At the same restaurant late one evening, a woman came by with her child slung across her back.  She was making “custom” bracelets and offered to make some for us.  We agreed to buy some and using my Spanish dictionary, I asked her all about her life, work and family.  She told me that she was married two years ago and that she and her husband work a small piece of land on the hill above the city.  She is Native American descended from the original people of this land.  She and her husband grow what they can and she works as a vendor to supplement their income.  I found it quite interesting that she could move about and get all of her work done with her son strapped to her back.  She held him with nothing more than a blanket that was knotted in the front.  As I watched during my time in Guatemala I saw that most of the little children didn’t walk around unattended, they always seemed to be tied to their mothers.
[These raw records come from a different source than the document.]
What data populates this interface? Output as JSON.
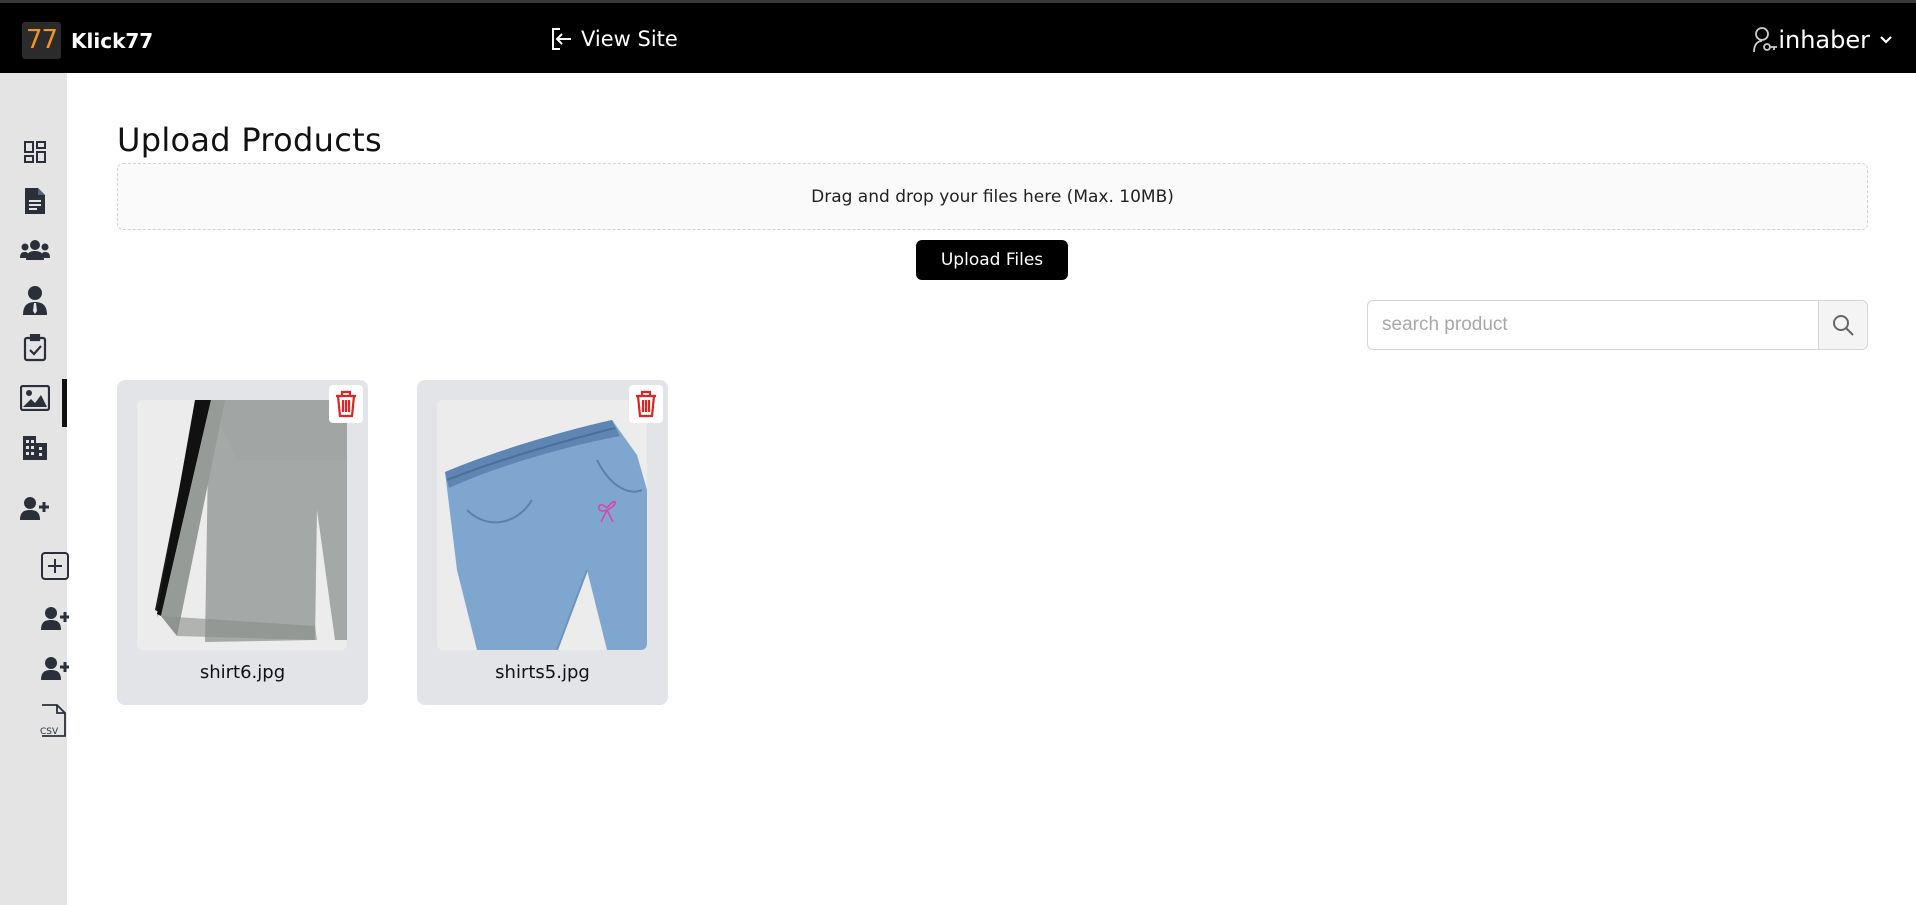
{
  "brand": {
    "logo_text": "77",
    "name": "Klick77",
    "logo_color": "#f7941d"
  },
  "header": {
    "view_site_label": "View Site",
    "view_site_icon": "sign-out-icon",
    "user_name": "inhaber",
    "user_icon": "user-key-icon",
    "dropdown_icon": "chevron-down-icon"
  },
  "sidebar": {
    "items": [
      {
        "icon": "dashboard-icon"
      },
      {
        "icon": "document-icon"
      },
      {
        "icon": "users-group-icon"
      },
      {
        "icon": "user-tie-icon"
      },
      {
        "icon": "clipboard-check-icon"
      },
      {
        "icon": "image-icon",
        "active": true
      },
      {
        "icon": "building-icon"
      },
      {
        "icon": "user-plus-icon"
      },
      {
        "icon": "plus-square-icon"
      },
      {
        "icon": "user-plus-icon"
      },
      {
        "icon": "user-plus-icon"
      },
      {
        "icon": "csv-file-icon",
        "label": "CSV"
      }
    ]
  },
  "main": {
    "title": "Upload Products",
    "dropzone_text": "Drag and drop your files here (Max. 10MB)",
    "upload_button": "Upload Files",
    "search": {
      "placeholder": "search product",
      "value": ""
    },
    "products": [
      {
        "filename": "shirt6.jpg"
      },
      {
        "filename": "shirts5.jpg"
      }
    ]
  },
  "colors": {
    "topbar": "#000000",
    "sidebar": "#e4e4e4",
    "delete": "#e02424",
    "card": "#e3e4e8"
  }
}
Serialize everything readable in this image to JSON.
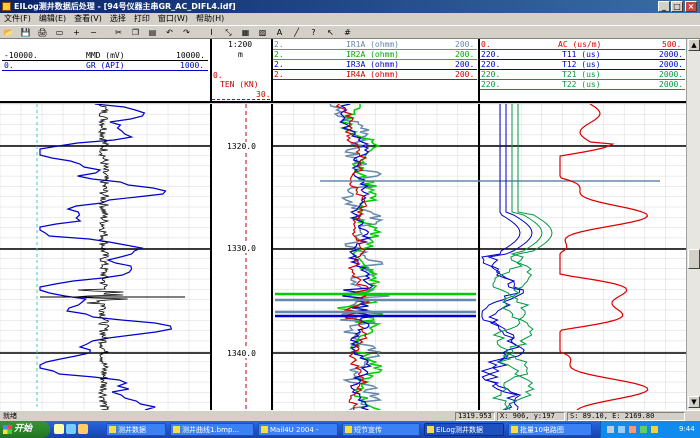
{
  "window": {
    "title": "EILog测井数据后处理 - [94号仪器主串GR_AC_DIFL4.idf]",
    "min_label": "_",
    "max_label": "□",
    "close_label": "×"
  },
  "menu": [
    "文件(F)",
    "编辑(E)",
    "查看(V)",
    "选择",
    "打印",
    "窗口(W)",
    "帮助(H)"
  ],
  "toolbar_icons": [
    "open-icon",
    "save-icon",
    "print-icon",
    "preview-icon",
    "zoom-in-icon",
    "zoom-out-icon",
    "cut-icon",
    "copy-icon",
    "paste-icon",
    "undo-icon",
    "redo-icon",
    "depth-icon",
    "curve-icon",
    "track-icon",
    "fill-icon",
    "text-icon",
    "line-icon",
    "help-icon",
    "pointer-icon",
    "grid-icon"
  ],
  "header": {
    "track1": {
      "mmd": {
        "left": "-10000.",
        "name": "MMD (mV)",
        "right": "10000."
      },
      "gr": {
        "left": "0.",
        "name": "GR (API)",
        "right": "1000."
      }
    },
    "depth": {
      "scale": "1:200",
      "unit": "m",
      "ten_left": "0.",
      "ten_name": "TEN (KN)",
      "ten_right": "30."
    },
    "track2": [
      {
        "left": "2.",
        "name": "IR1A (ohmm)",
        "right": "200."
      },
      {
        "left": "2.",
        "name": "IR2A (ohmm)",
        "right": "200."
      },
      {
        "left": "2.",
        "name": "IR3A (ohmm)",
        "right": "200."
      },
      {
        "left": "2.",
        "name": "IR4A (ohmm)",
        "right": "200."
      }
    ],
    "track3": [
      {
        "left": "0.",
        "name": "AC (us/m)",
        "right": "500."
      },
      {
        "left": "220.",
        "name": "T11 (us)",
        "right": "2000."
      },
      {
        "left": "220.",
        "name": "T12 (us)",
        "right": "2000."
      },
      {
        "left": "220.",
        "name": "T21 (us)",
        "right": "2000."
      },
      {
        "left": "220.",
        "name": "T22 (us)",
        "right": "2000."
      }
    ]
  },
  "depth_labels": [
    "1320.0",
    "1330.0",
    "1340.0"
  ],
  "colors": {
    "mmd": "#000000",
    "gr": "#0000cc",
    "ten": "#cc0000",
    "ir1a": "#6688aa",
    "ir2a": "#00cc00",
    "ir3a": "#0000cc",
    "ir4a": "#cc0000",
    "ac": "#dd0000",
    "t11": "#0000cc",
    "t12": "#0000cc",
    "t21": "#009944",
    "t22": "#009944"
  },
  "status": {
    "text": "就绪",
    "depth": "1319.953",
    "pos": "X: 906, y:197",
    "sx": "S: 89.10, E: 2169.80"
  },
  "taskbar": {
    "start": "开始",
    "buttons": [
      "测井数据",
      "测井曲线1.bmp...",
      "Mail4U 2004 -",
      "短节宣传",
      "EILog测井数据",
      "批量10电路图"
    ],
    "clock": "9:44"
  }
}
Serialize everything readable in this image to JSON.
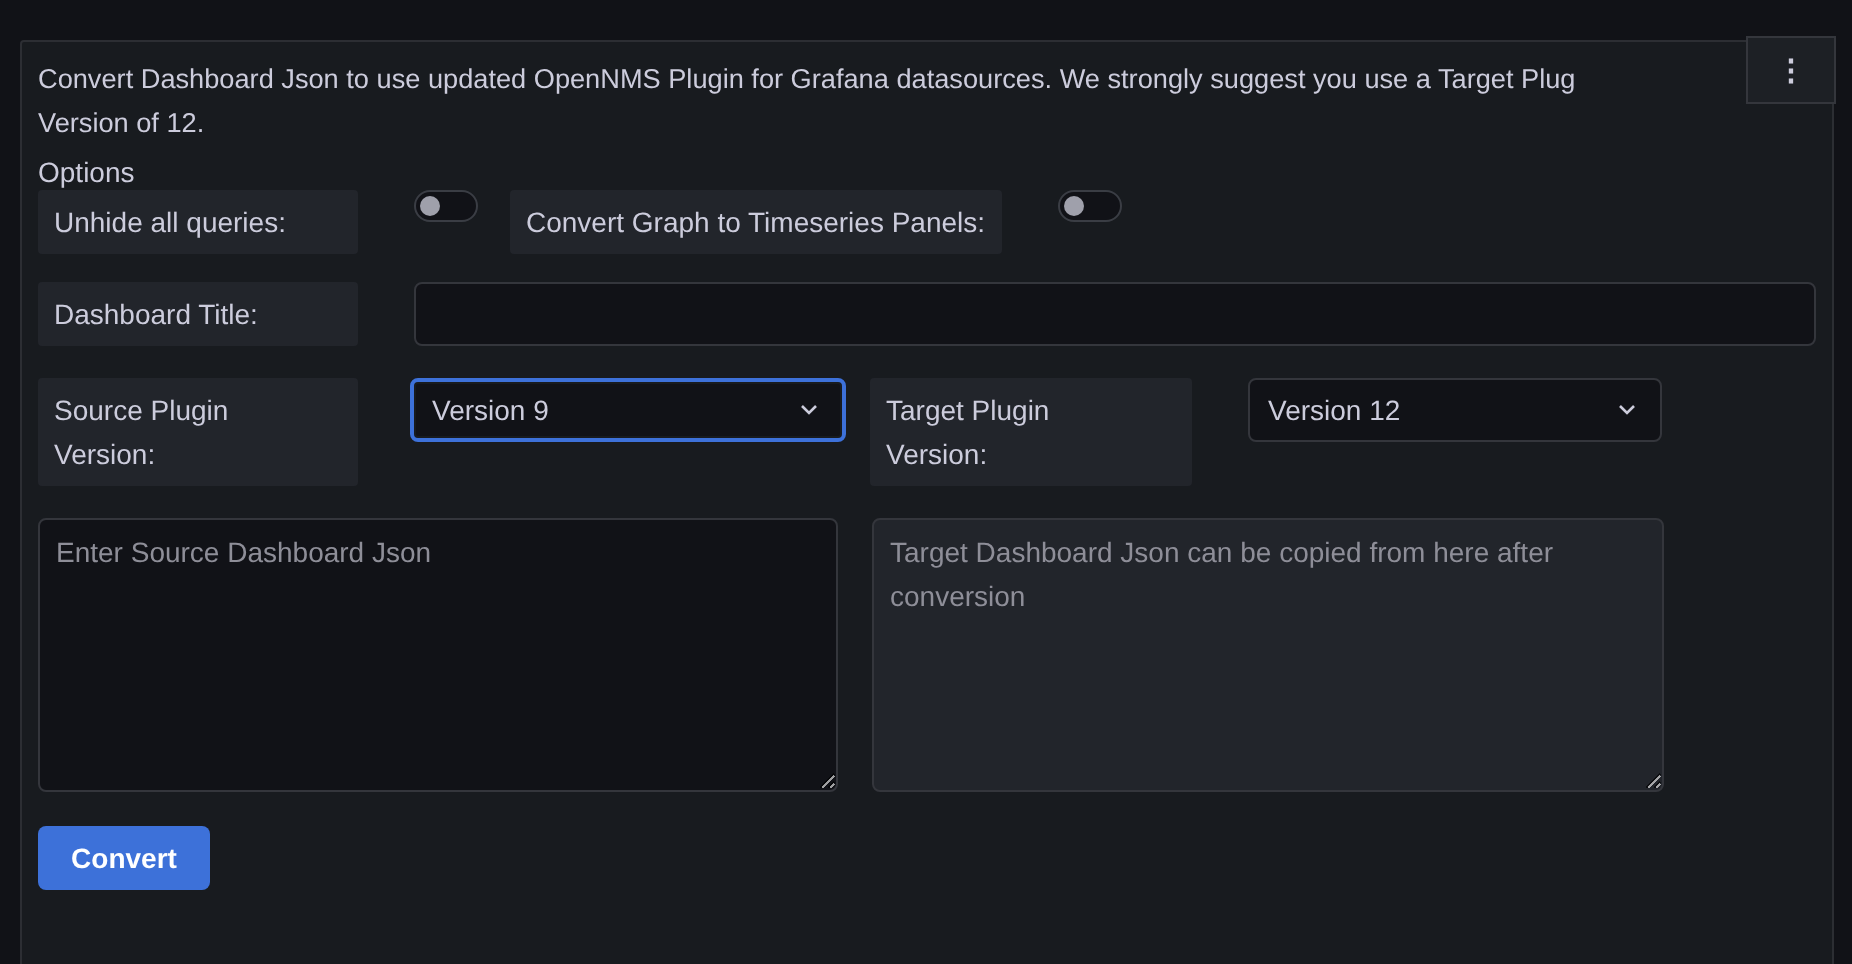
{
  "description": {
    "lines": [
      "Convert Dashboard Json to use updated OpenNMS Plugin for Grafana datasources. We strongly suggest you use a Target Plug",
      "Version of 12."
    ]
  },
  "menu_button": {
    "label": "⋮"
  },
  "options": {
    "heading": "Options",
    "toggles": [
      {
        "label": "Unhide all queries:",
        "on": false
      },
      {
        "label": "Convert Graph to Timeseries Panels:",
        "on": false
      }
    ]
  },
  "dashboard_title": {
    "label": "Dashboard Title:"
  },
  "plugin_versions": [
    {
      "label": "Source Plugin Version:",
      "value": "Version 9",
      "focused": true
    },
    {
      "label": "Target Plugin Version:",
      "value": "Version 12",
      "focused": false
    }
  ],
  "json_areas": [
    {
      "placeholder": "Enter Source Dashboard Json",
      "readonly": false
    },
    {
      "placeholder": "Target Dashboard Json can be copied from here after conversion",
      "readonly": true
    }
  ],
  "convert_button": {
    "label": "Convert"
  }
}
Another thing that I noticed was that breastfeeding in public is quite common.  The first few times I noticed it (it is quite obvious), I was a bit uneasy.  But within a few days it seemed as natural as bottle feeding a kid.  To this day, when I see a woman breastfeeding it seems as natural as any other daily function.  I do think that all of this “covering up” in the Anglo world is quite silly.  Just like at a topless beach, it is quite titillating at first but after about 1/2 hour, it’s no big deal.  Gunfights, beat-up blood matches and violence is ok on American TV, just, please, no breasts.  It is quite silly when you think about it.

I offered to hold her little son; he was learning Spanish – same as I was – and it was fun to talk to a 3-year-old.  Another vendor boy who we had come to know came by for his evening pitch.  I eventually bought some overpriced blankets from him.  In the photo below, Jeff shoots one of his famous over the shoulder self-portraits that I had come to know.  He always seemed to line them up just right.  I suppose that this experience is a symptom of a lot of solo traveling.  Sometimes you have to take your own pic.  A tripod is handy but is not always available…

Our hostel was only about $8 for each night.  The rooms were a bit noisy at night as there were nightclubs everywhere full of 19 and 20-something party kids who were drinking much too much beer and probably some of the locally grown supplements.  The entire town had a laid back-party atmosphere that was fun for a day or two but a bit too noisy for my tastes.  If you are looking for a little quiet, there are many hotels and hostels that are a few hundred meters out of the “party zone.”  A 5 minute walk will probably mean a better night’s sleep.